Before ENGEL, MERRITT and KRUPANSKY, Circuit Judges.


This matter is before the court upon consideration of petitioner's appeal from the district court's judgment dismissing his 28 U.S.C. § 2254 habeas corpus petition for failure to exhaust state remedies. The matter has been referred to a panel of the court pursuant to Rule 9(a), Rules of the Sixth Circuit. Upon examination of the certified record and the parties' briefs, the panel agrees unanimously that oral argument is not needed.

Petitioner alleged in the district court, among other allegations, that his trial was unfair because the prosecutor improperly commented before the jury that the case presented the best circumstantial evidence he had ever seen. The district court determined that the issue was not exhausted because it was primarily supported by state law rather than federal law when presented to the state courts.
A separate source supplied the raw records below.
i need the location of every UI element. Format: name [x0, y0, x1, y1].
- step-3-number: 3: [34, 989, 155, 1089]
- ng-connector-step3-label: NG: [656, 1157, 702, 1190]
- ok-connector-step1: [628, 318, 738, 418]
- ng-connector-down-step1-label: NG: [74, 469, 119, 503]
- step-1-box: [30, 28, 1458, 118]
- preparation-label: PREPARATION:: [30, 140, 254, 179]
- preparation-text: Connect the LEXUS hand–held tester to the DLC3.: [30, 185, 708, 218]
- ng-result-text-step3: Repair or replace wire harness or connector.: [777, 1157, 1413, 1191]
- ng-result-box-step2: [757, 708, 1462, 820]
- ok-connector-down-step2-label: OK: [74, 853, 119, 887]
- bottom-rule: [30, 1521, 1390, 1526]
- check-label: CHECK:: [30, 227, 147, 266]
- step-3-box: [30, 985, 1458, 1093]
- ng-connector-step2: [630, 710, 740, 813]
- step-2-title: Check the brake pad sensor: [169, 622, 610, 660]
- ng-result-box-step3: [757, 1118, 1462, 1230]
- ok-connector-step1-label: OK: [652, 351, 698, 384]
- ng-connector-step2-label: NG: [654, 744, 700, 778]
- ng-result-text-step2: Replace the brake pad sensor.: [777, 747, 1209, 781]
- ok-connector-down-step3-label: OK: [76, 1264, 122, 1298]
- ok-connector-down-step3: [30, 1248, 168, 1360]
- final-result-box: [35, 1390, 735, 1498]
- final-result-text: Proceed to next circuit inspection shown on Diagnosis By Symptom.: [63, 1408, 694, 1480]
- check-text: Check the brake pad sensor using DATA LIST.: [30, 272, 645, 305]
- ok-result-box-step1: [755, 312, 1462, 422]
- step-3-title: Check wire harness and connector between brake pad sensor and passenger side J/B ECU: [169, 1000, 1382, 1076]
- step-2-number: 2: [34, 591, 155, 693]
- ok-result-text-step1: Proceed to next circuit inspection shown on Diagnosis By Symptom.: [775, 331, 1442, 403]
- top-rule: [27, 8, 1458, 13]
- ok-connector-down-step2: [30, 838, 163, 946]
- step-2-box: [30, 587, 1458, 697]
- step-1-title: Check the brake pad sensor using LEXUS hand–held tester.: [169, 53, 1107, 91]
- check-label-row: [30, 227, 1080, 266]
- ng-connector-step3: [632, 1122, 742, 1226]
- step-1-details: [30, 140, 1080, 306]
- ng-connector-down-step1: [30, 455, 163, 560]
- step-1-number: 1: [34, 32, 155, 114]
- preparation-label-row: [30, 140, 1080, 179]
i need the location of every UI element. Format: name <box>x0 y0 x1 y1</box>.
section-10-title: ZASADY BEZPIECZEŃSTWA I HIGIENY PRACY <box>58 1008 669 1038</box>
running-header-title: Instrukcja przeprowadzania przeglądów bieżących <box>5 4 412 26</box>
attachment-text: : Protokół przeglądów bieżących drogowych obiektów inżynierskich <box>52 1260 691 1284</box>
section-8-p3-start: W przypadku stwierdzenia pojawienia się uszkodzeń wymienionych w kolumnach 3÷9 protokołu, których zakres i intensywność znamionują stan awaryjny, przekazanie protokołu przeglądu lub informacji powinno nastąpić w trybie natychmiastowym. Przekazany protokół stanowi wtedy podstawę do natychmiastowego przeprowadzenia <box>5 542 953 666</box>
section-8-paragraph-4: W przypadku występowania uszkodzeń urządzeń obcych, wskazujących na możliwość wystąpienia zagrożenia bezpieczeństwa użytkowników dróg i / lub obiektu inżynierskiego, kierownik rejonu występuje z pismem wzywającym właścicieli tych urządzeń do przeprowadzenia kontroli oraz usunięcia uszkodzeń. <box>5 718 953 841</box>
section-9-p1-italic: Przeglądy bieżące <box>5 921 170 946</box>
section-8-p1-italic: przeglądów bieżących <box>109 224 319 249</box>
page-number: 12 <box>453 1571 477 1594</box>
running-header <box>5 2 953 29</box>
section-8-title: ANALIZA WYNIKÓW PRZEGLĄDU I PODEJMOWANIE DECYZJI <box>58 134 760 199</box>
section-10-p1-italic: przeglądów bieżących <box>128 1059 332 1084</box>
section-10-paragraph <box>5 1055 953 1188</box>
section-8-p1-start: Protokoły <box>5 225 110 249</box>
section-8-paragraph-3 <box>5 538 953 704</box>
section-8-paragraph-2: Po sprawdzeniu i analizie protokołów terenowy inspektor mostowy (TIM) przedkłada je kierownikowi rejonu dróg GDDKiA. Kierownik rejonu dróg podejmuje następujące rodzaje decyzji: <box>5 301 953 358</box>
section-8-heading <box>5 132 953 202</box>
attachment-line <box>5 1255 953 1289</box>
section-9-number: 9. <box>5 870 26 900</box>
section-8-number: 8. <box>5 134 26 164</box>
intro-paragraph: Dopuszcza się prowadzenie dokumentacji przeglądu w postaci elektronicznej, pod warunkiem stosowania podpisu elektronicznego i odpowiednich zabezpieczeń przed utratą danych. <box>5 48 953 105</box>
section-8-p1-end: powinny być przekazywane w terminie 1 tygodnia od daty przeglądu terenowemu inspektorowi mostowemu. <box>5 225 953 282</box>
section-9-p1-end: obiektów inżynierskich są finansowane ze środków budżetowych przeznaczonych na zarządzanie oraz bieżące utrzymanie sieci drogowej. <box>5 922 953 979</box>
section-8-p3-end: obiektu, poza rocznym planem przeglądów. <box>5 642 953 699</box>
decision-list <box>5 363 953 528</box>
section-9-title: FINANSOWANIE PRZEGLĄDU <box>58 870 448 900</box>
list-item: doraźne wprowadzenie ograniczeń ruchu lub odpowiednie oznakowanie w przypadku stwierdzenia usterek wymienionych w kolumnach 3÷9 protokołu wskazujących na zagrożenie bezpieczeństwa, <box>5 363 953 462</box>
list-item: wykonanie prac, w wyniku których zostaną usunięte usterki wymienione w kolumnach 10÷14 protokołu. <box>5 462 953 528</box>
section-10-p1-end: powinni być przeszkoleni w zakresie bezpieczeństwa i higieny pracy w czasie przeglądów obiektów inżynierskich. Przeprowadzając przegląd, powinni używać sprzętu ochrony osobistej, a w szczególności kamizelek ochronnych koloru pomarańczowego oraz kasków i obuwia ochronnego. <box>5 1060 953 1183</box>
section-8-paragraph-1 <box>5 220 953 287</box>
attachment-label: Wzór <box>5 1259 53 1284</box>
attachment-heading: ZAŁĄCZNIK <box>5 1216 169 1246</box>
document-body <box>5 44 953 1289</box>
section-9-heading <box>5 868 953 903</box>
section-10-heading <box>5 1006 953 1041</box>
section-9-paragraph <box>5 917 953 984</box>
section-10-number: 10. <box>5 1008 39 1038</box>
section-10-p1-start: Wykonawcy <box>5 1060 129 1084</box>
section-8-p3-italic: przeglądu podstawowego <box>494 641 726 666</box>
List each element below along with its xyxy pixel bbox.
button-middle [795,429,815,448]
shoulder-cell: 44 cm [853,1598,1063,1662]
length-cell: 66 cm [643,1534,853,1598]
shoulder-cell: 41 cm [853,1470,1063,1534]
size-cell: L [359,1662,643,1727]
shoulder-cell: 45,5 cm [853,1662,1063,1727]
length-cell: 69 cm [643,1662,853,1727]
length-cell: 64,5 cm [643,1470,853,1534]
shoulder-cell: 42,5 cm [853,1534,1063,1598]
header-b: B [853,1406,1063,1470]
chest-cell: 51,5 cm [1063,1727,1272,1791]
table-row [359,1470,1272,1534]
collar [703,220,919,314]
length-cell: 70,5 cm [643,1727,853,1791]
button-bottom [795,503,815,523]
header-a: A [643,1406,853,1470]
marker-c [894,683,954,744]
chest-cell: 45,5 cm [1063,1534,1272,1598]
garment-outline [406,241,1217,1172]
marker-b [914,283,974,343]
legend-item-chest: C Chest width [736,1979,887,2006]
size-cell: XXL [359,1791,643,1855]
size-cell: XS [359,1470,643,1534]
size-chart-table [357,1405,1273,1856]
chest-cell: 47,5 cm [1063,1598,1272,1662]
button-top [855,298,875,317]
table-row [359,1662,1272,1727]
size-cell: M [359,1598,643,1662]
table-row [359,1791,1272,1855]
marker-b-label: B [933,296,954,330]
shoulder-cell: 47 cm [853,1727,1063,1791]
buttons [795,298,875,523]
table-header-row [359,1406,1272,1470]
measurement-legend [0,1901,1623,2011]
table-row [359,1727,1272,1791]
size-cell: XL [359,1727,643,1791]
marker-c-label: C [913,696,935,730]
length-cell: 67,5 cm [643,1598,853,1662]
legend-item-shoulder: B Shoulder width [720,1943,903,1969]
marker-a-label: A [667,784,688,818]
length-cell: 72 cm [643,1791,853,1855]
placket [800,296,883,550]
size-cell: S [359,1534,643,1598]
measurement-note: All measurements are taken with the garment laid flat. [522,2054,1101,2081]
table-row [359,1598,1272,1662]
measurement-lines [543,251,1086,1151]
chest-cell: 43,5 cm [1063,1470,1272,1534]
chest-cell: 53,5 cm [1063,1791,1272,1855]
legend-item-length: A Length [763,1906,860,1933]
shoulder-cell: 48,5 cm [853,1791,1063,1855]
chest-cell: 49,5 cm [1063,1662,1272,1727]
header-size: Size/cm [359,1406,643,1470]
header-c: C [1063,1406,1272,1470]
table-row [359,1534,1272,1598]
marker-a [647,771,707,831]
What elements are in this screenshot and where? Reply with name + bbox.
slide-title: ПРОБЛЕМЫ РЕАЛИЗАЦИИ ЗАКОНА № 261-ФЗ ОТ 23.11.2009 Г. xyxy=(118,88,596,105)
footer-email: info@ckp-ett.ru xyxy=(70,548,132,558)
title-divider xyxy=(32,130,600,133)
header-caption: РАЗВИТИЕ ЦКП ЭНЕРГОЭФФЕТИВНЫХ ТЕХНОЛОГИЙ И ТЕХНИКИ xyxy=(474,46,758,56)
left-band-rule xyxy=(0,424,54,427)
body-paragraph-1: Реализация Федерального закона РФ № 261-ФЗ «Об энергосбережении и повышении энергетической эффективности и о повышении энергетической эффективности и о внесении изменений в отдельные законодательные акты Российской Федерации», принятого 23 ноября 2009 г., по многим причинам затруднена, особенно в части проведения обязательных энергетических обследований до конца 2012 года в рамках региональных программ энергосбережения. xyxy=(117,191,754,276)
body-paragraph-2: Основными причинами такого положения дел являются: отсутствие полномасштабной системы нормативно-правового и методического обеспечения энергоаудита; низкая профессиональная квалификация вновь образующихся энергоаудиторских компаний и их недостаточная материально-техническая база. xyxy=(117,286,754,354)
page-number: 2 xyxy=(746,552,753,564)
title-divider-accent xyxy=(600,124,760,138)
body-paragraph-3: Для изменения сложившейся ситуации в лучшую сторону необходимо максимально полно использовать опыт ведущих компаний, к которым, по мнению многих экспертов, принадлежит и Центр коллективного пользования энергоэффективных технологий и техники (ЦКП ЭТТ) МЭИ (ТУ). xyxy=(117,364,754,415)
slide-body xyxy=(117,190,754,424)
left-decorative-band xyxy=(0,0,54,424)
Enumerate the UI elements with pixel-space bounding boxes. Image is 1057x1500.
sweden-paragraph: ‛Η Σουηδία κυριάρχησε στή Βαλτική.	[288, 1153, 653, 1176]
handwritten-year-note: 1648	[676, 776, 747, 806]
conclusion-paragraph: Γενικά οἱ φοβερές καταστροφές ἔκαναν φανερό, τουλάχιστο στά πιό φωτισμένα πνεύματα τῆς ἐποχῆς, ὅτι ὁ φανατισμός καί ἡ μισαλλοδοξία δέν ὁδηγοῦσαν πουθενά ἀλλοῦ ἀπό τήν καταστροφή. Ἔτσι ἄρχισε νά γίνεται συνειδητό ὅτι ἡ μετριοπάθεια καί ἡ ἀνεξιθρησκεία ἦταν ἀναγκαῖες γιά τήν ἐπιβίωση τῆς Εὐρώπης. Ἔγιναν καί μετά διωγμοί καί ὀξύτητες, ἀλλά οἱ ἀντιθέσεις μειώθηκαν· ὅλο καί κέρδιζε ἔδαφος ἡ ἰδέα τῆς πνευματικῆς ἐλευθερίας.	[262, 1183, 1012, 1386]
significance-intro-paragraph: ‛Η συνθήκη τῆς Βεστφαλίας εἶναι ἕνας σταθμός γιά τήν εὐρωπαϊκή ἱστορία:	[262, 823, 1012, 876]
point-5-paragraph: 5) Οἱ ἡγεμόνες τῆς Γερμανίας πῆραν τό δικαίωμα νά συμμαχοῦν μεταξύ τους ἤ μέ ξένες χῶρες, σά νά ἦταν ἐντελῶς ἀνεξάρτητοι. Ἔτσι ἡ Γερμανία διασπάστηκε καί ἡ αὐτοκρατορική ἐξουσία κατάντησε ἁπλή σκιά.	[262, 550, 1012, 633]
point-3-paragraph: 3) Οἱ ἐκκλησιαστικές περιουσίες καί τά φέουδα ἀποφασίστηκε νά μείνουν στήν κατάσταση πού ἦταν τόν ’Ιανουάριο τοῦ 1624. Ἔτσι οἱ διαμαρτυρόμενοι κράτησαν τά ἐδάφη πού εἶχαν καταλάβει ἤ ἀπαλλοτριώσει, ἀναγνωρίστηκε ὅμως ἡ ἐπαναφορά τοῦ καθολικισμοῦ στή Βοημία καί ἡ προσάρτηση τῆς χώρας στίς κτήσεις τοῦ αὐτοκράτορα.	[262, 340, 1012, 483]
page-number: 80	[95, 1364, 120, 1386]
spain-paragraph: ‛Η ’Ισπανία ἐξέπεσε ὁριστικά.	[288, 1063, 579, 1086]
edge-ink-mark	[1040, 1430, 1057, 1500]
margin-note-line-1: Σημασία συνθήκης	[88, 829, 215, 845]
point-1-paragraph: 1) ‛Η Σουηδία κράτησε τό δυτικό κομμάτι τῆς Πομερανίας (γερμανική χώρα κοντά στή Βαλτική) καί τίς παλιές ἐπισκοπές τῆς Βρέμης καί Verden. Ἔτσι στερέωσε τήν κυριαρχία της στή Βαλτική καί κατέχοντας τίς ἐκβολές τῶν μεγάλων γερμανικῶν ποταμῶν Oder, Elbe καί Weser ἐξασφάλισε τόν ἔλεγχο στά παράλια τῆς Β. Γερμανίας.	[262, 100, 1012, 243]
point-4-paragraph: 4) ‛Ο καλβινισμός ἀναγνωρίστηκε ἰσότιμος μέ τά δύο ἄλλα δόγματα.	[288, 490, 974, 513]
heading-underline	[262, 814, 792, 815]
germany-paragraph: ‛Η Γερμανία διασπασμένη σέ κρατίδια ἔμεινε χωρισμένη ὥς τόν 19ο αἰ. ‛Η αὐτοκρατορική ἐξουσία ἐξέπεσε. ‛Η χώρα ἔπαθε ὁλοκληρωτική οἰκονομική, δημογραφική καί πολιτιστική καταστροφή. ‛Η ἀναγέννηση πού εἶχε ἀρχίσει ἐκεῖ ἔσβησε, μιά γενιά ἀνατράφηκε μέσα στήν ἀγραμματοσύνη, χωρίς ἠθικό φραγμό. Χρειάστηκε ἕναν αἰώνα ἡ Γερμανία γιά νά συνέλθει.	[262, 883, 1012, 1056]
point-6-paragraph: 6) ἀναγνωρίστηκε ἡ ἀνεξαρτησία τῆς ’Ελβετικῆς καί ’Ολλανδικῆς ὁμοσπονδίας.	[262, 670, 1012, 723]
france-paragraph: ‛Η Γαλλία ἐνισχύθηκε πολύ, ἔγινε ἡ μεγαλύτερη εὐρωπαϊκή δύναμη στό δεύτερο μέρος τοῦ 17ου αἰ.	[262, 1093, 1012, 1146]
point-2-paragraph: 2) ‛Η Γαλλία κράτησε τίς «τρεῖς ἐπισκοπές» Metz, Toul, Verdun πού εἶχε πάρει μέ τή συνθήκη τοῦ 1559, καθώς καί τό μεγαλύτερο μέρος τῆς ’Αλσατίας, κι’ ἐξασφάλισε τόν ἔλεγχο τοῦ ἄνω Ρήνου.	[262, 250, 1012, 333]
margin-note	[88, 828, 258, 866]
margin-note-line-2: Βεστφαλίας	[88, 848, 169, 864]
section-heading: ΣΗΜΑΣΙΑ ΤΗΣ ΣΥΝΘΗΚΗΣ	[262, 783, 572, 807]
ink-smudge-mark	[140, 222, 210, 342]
Upon consideration, this court concludes that the district court's judgment must be vacated and the case remanded for consideration on the merits because the issue was presented broadly enough in the state courts to appraise the state courts of the federal constitutional nature of the claim. Franklin v. Rose, 811 F.2d 322 (6th Cir. 1987). Precisely, the issue was a segment of the single claim of prosecutorial misconduct and petitioner supported the claim with federal caselaw and state caselaw employing federal constitutional analysis to alert the state courts that the claim was of a federal constitutional magnitude. Franklin v. Rose, 811 F.2d at 322; see Doyle v. Attorney General of the State of New York, 696 F.2d 186 (2d Cir. 1982) (en banc).

It is therefore ORDERED that the district court's judgment be and hereby is vacated and the case is remanded to the district court for further consideration on the merits.